According to some studies,
E. coli bacteriocins are effective against IPEC strains, including the O157:H7 serotype [
29]. The development of probiotics based on bacteriocin-producing strains that eliminate STEC in farm animals can prevent zoonotic transmission of resistant bacteria to humans. Taking into account the problem of bacterial antibiotic resistance, bacteriocins are considered promising candidates for use in agriculture, especially in relation to multidrug-resistant bacteria [
14]. Mazurek-Popczyk et al., 2020, showed that bacteriocin-producing
E. coli strains showed the same antagonistic activity against antibiotic-resistant and antibiotic-sensitive zoonotic
E. coli strains [
7]. Our study also showed that CFS of bacteriocin-producing strains inhibited the growth of both sensitive and antibacterial-drug-resistant, even multidrug-resistant, pathogenic
E. coli belonging to different pathotypes.

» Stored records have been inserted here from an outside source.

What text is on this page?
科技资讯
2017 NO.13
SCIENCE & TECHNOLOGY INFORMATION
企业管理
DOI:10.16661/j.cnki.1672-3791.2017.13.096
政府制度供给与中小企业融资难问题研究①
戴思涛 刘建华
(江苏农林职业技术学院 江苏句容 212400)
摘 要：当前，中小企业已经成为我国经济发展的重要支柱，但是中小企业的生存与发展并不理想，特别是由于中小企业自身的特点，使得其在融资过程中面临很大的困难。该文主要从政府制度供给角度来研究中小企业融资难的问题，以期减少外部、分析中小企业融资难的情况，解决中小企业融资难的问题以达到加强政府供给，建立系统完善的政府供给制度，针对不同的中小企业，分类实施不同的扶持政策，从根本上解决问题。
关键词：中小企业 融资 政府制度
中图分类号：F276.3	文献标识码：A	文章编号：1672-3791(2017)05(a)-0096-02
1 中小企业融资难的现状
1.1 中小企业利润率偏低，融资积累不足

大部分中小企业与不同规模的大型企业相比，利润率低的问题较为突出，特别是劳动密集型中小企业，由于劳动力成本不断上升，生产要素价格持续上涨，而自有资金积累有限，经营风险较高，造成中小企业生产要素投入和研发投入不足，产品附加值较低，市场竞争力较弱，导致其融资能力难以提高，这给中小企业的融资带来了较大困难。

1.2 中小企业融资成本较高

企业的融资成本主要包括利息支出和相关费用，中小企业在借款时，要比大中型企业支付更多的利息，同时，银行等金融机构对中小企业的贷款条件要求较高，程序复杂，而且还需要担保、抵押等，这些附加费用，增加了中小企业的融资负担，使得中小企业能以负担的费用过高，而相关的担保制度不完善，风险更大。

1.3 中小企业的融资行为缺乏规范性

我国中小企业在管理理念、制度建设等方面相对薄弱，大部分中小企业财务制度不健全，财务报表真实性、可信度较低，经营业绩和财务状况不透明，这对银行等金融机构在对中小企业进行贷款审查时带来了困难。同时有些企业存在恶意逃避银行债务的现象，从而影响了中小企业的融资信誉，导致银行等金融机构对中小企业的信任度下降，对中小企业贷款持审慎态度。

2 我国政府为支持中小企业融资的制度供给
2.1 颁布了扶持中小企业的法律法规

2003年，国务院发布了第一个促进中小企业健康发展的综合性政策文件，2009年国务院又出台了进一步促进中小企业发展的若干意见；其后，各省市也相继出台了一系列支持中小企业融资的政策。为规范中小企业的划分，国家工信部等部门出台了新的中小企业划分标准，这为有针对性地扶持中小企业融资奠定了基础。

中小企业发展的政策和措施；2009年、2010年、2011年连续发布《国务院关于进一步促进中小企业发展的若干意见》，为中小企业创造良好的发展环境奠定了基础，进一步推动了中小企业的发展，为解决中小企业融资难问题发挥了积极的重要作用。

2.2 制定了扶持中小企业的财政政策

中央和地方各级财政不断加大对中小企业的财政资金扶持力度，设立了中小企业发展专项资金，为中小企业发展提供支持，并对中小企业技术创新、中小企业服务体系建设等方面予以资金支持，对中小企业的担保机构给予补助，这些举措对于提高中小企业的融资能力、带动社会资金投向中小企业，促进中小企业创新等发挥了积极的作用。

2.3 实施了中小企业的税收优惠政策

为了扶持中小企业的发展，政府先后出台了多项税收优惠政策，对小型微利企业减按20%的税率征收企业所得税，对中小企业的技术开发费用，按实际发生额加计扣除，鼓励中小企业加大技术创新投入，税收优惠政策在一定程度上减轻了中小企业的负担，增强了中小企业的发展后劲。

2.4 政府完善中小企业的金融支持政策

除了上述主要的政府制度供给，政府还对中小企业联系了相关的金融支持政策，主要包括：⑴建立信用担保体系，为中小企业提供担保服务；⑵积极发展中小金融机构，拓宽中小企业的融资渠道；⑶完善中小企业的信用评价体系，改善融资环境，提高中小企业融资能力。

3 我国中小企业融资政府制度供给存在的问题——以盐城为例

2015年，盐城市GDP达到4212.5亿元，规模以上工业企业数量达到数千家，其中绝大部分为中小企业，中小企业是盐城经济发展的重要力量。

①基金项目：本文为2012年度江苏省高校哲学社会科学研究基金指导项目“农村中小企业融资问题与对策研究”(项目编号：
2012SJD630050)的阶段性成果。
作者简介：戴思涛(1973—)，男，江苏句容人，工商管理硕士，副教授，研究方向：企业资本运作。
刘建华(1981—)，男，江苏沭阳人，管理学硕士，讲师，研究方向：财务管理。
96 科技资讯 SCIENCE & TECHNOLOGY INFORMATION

Interestingly, we did not find a significant difference in antagonistic activity against APEC strains that differ in sensitivity to various antibiotics and bacteriocins (
Table 5). The CFS of
E. coli strains C32, C40, and C41, encoding the colicin E9 with the DNase activity, inhibited growth of all APEC strains by 50% or more. The growth of strains BR4, BR35, and BR37, which differed in sensitivity to bacteriocins, was significantly suppressed in the presence of CFS of bacteriocin-producing
E. coli from farm animals. This could be due to the action of other bacteriocins with different modes of action preventing the appearance of insensitive strains. It is known that the use of only one bacteriocin can quickly give rise to insensitive strains [
20].
The main primary requirements for the selection and verification of probiotic strains of microorganisms are the absence of virulence-associated genes (the strain should not produce enzymes related to virulence) and mechanisms associated with horizontal transmission of genetic information [
30]. Preliminary characterization of the strains in terms of hemolytic activity, lysogenicity, and the presence of virulence-associated genes allowed us to select three potentially probiotic strains with high antagonistic activity against pathogenic and conditionally pathogenic
E. coli from the 17 bacteriocin-producing strains, i.e., studied strains Q5, C23, and C41, whose probiotic potential can be further explored. For the development of a probiotic product, this primary study should be followed up in the future with the evaluation of the strains’ ability to actively colonize and persist long-term in the biotope as well as their biological safety. It is also necessary to select the optimal growth medium for the biotechnological process of producing the potential probiotic drug and to evaluate the survival of the microorganisms in the form in which the drug will be stored.